The research suggests that CeranaKeeper has been operational at least since early 2022 and has extended its attacks beyond Thailand to other Asian nations, including Myanmar, the Philippines, Japan, and Taiwan. The group employs a range of custom tools aimed at extensively harvesting data from infected networks. For instance, during a compromised operation described by ESET, the attackers not only transformed infected systems into servers for updates but also innovated by creating a stealthy reverse shell via GitHub’s pull request and issue comment features. This adaptation allows for covert communication even within the boundaries of a commonly used development platform.

CeranaKeeper’s operations, outlined in detail in ESET’s APT Activity Report for Q4 2023–Q1 2024, emphasize the group’s continual development of unique tools, some of which track resources like the bespoke stagers, commonly referred to as TONESHELL. Notable differences between CeranaKeeper and Mustang Panda include their distinct operational practices, campaigns, and specific toolkits, although both groups share potential informational overlaps or tool dependencies.

The techniques employed by CeranaKeeper are problematic, as they have shown capability in targeting and gaining control over systems rapidly. Following a successful compromise in a Thai governmental network, the group executed credential dumping and employed various security evasion techniques—like disabling antivirus programs—to expand their control over the network. Their method of lateral movement allowed them to deploy malicious backdoors on other machines within the same local network, with the goal of large-scale data theft.

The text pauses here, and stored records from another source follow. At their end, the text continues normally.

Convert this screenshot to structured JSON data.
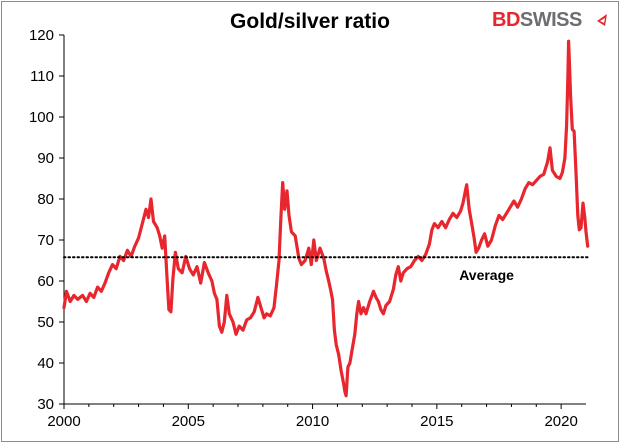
{
  "chart_data": {
    "type": "line",
    "title": "Gold/silver ratio",
    "xlabel": "",
    "ylabel": "",
    "xlim": [
      2000,
      2021
    ],
    "ylim": [
      30,
      120
    ],
    "x_ticks": [
      "2000",
      "2005",
      "2010",
      "2015",
      "2020"
    ],
    "y_ticks": [
      "30",
      "40",
      "50",
      "60",
      "70",
      "80",
      "90",
      "100",
      "110",
      "120"
    ],
    "grid": false,
    "legend": "none",
    "series": [
      {
        "color": "#e8262d",
        "points": [
          [
            2000.0,
            53.5
          ],
          [
            2000.1,
            57.5
          ],
          [
            2000.25,
            55.0
          ],
          [
            2000.4,
            56.5
          ],
          [
            2000.55,
            55.5
          ],
          [
            2000.75,
            56.5
          ],
          [
            2000.9,
            55.0
          ],
          [
            2001.05,
            57.0
          ],
          [
            2001.2,
            56.0
          ],
          [
            2001.35,
            58.5
          ],
          [
            2001.5,
            57.5
          ],
          [
            2001.65,
            59.5
          ],
          [
            2001.8,
            62.0
          ],
          [
            2001.95,
            64.0
          ],
          [
            2002.1,
            63.0
          ],
          [
            2002.25,
            66.0
          ],
          [
            2002.4,
            65.0
          ],
          [
            2002.55,
            67.5
          ],
          [
            2002.7,
            66.0
          ],
          [
            2002.85,
            68.5
          ],
          [
            2003.0,
            70.5
          ],
          [
            2003.15,
            74.0
          ],
          [
            2003.3,
            77.5
          ],
          [
            2003.4,
            75.5
          ],
          [
            2003.5,
            80.0
          ],
          [
            2003.6,
            74.5
          ],
          [
            2003.75,
            73.0
          ],
          [
            2003.85,
            71.0
          ],
          [
            2003.95,
            68.0
          ],
          [
            2004.05,
            71.0
          ],
          [
            2004.15,
            60.0
          ],
          [
            2004.22,
            53.0
          ],
          [
            2004.3,
            52.5
          ],
          [
            2004.38,
            60.5
          ],
          [
            2004.48,
            67.0
          ],
          [
            2004.6,
            63.0
          ],
          [
            2004.75,
            62.0
          ],
          [
            2004.9,
            66.0
          ],
          [
            2005.05,
            63.0
          ],
          [
            2005.2,
            61.5
          ],
          [
            2005.35,
            63.5
          ],
          [
            2005.5,
            59.5
          ],
          [
            2005.65,
            64.5
          ],
          [
            2005.8,
            62.0
          ],
          [
            2005.95,
            60.0
          ],
          [
            2006.05,
            57.0
          ],
          [
            2006.15,
            55.5
          ],
          [
            2006.25,
            49.0
          ],
          [
            2006.35,
            47.5
          ],
          [
            2006.45,
            50.0
          ],
          [
            2006.55,
            56.5
          ],
          [
            2006.65,
            52.0
          ],
          [
            2006.8,
            50.0
          ],
          [
            2006.92,
            47.0
          ],
          [
            2007.05,
            49.0
          ],
          [
            2007.2,
            48.0
          ],
          [
            2007.35,
            50.5
          ],
          [
            2007.5,
            51.0
          ],
          [
            2007.65,
            52.5
          ],
          [
            2007.8,
            56.0
          ],
          [
            2007.95,
            53.0
          ],
          [
            2008.05,
            51.0
          ],
          [
            2008.15,
            52.0
          ],
          [
            2008.3,
            51.5
          ],
          [
            2008.45,
            53.5
          ],
          [
            2008.55,
            59.0
          ],
          [
            2008.65,
            65.0
          ],
          [
            2008.72,
            75.0
          ],
          [
            2008.8,
            84.0
          ],
          [
            2008.88,
            77.5
          ],
          [
            2008.97,
            82.0
          ],
          [
            2009.05,
            76.0
          ],
          [
            2009.15,
            72.0
          ],
          [
            2009.3,
            71.0
          ],
          [
            2009.45,
            65.5
          ],
          [
            2009.55,
            64.0
          ],
          [
            2009.7,
            65.0
          ],
          [
            2009.85,
            68.0
          ],
          [
            2009.95,
            64.0
          ],
          [
            2010.05,
            70.0
          ],
          [
            2010.15,
            65.0
          ],
          [
            2010.3,
            68.0
          ],
          [
            2010.45,
            65.5
          ],
          [
            2010.55,
            62.5
          ],
          [
            2010.65,
            60.0
          ],
          [
            2010.72,
            58.0
          ],
          [
            2010.8,
            55.5
          ],
          [
            2010.88,
            48.0
          ],
          [
            2010.95,
            44.5
          ],
          [
            2011.05,
            42.0
          ],
          [
            2011.15,
            38.0
          ],
          [
            2011.25,
            35.0
          ],
          [
            2011.3,
            33.0
          ],
          [
            2011.35,
            32.0
          ],
          [
            2011.42,
            39.0
          ],
          [
            2011.5,
            40.0
          ],
          [
            2011.6,
            43.5
          ],
          [
            2011.7,
            47.0
          ],
          [
            2011.78,
            52.0
          ],
          [
            2011.85,
            55.0
          ],
          [
            2011.95,
            52.0
          ],
          [
            2012.05,
            53.5
          ],
          [
            2012.15,
            52.0
          ],
          [
            2012.3,
            55.0
          ],
          [
            2012.45,
            57.5
          ],
          [
            2012.55,
            56.0
          ],
          [
            2012.65,
            55.0
          ],
          [
            2012.75,
            53.0
          ],
          [
            2012.85,
            52.0
          ],
          [
            2012.95,
            54.0
          ],
          [
            2013.1,
            55.0
          ],
          [
            2013.25,
            58.0
          ],
          [
            2013.35,
            61.5
          ],
          [
            2013.45,
            63.5
          ],
          [
            2013.55,
            60.0
          ],
          [
            2013.65,
            62.0
          ],
          [
            2013.8,
            63.0
          ],
          [
            2013.95,
            63.5
          ],
          [
            2014.1,
            65.0
          ],
          [
            2014.25,
            66.0
          ],
          [
            2014.4,
            65.0
          ],
          [
            2014.55,
            66.5
          ],
          [
            2014.7,
            69.0
          ],
          [
            2014.8,
            72.5
          ],
          [
            2014.9,
            74.0
          ],
          [
            2015.05,
            73.0
          ],
          [
            2015.2,
            74.5
          ],
          [
            2015.35,
            73.0
          ],
          [
            2015.5,
            75.0
          ],
          [
            2015.65,
            76.5
          ],
          [
            2015.8,
            75.5
          ],
          [
            2015.95,
            77.0
          ],
          [
            2016.05,
            79.0
          ],
          [
            2016.15,
            82.0
          ],
          [
            2016.2,
            83.5
          ],
          [
            2016.3,
            77.5
          ],
          [
            2016.4,
            74.0
          ],
          [
            2016.5,
            70.5
          ],
          [
            2016.58,
            67.0
          ],
          [
            2016.68,
            68.0
          ],
          [
            2016.8,
            70.0
          ],
          [
            2016.92,
            71.5
          ],
          [
            2017.05,
            68.5
          ],
          [
            2017.2,
            70.0
          ],
          [
            2017.35,
            73.5
          ],
          [
            2017.5,
            76.0
          ],
          [
            2017.65,
            75.0
          ],
          [
            2017.8,
            76.5
          ],
          [
            2017.95,
            78.0
          ],
          [
            2018.1,
            79.5
          ],
          [
            2018.25,
            78.0
          ],
          [
            2018.4,
            80.0
          ],
          [
            2018.55,
            82.5
          ],
          [
            2018.7,
            84.0
          ],
          [
            2018.85,
            83.5
          ],
          [
            2019.0,
            84.5
          ],
          [
            2019.15,
            85.5
          ],
          [
            2019.3,
            86.0
          ],
          [
            2019.45,
            89.0
          ],
          [
            2019.55,
            92.5
          ],
          [
            2019.65,
            87.0
          ],
          [
            2019.8,
            85.5
          ],
          [
            2019.95,
            85.0
          ],
          [
            2020.05,
            86.5
          ],
          [
            2020.15,
            90.0
          ],
          [
            2020.22,
            98.0
          ],
          [
            2020.27,
            110.0
          ],
          [
            2020.3,
            118.5
          ],
          [
            2020.34,
            112.0
          ],
          [
            2020.38,
            105.0
          ],
          [
            2020.45,
            97.0
          ],
          [
            2020.52,
            96.5
          ],
          [
            2020.6,
            86.0
          ],
          [
            2020.67,
            76.0
          ],
          [
            2020.73,
            72.5
          ],
          [
            2020.8,
            73.0
          ],
          [
            2020.88,
            79.0
          ],
          [
            2020.95,
            75.5
          ],
          [
            2021.0,
            72.0
          ],
          [
            2021.07,
            68.5
          ]
        ]
      },
      {
        "color": "#000000",
        "line_style": "dotted",
        "label": "Average",
        "points": [
          [
            2000.0,
            65.8
          ],
          [
            2021.07,
            65.8
          ]
        ]
      }
    ]
  },
  "logo": {
    "part1": "BD",
    "part2": "SWISS"
  }
}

CeranaKeeper’s custom tools exhibit significant adaptability in their attack methods. For instance, several components were developed to facilitate large data transfers to public file storage. The WavyExfiller, discovered in mid-2023, exemplifies this by utilizing Dropbox for uploading files. It implements an encrypted Dropbox token retrieved from a Pastebin page, archives documents, and uploads them to the cloud. In parallel, a variant named oneDrive.exe surfaced, which uses PixelDrain for similar exfiltration purposes, further showcasing the group’s aggressive data collection tactics.

Another addition to their toolkit is the DropboxFlop backdoor, which enables command execution and file uploads from a compromised machine using a locally created folder interfacing with a remote Dropbox repository. CeranaKeeper also deployed OneDoor, a C++ backdoor mimicking legitimate OneDrive functionality, to receive and execute commands, storing sensitive data on OneDrive before transmitting it to attackers.

Moreover, the BingoShell variant supports remote operations via GitHub, indicating a clever exploitation of the platform to manage compromised machines. By employing GitHub as a command and control (C&C) server, BingoShell cleverly obscures its activity under the guise of software development, further complicating detection efforts.

In conclusion, the emergence of CeranaKeeper as a distinct threat actor underlines a sophisticated and relentless approach to cyber espionage, marked by its use of cloud services for data exfiltration and its advanced obfuscation techniques. As the group continues to evolve its toolsets rapidly, their focus on extensive data harvesting poses significant risks not only to targeted nations but potentially to a wider array of stakeholders. Ongoing research will likely illuminate further aspects of their operations and intentions in the future.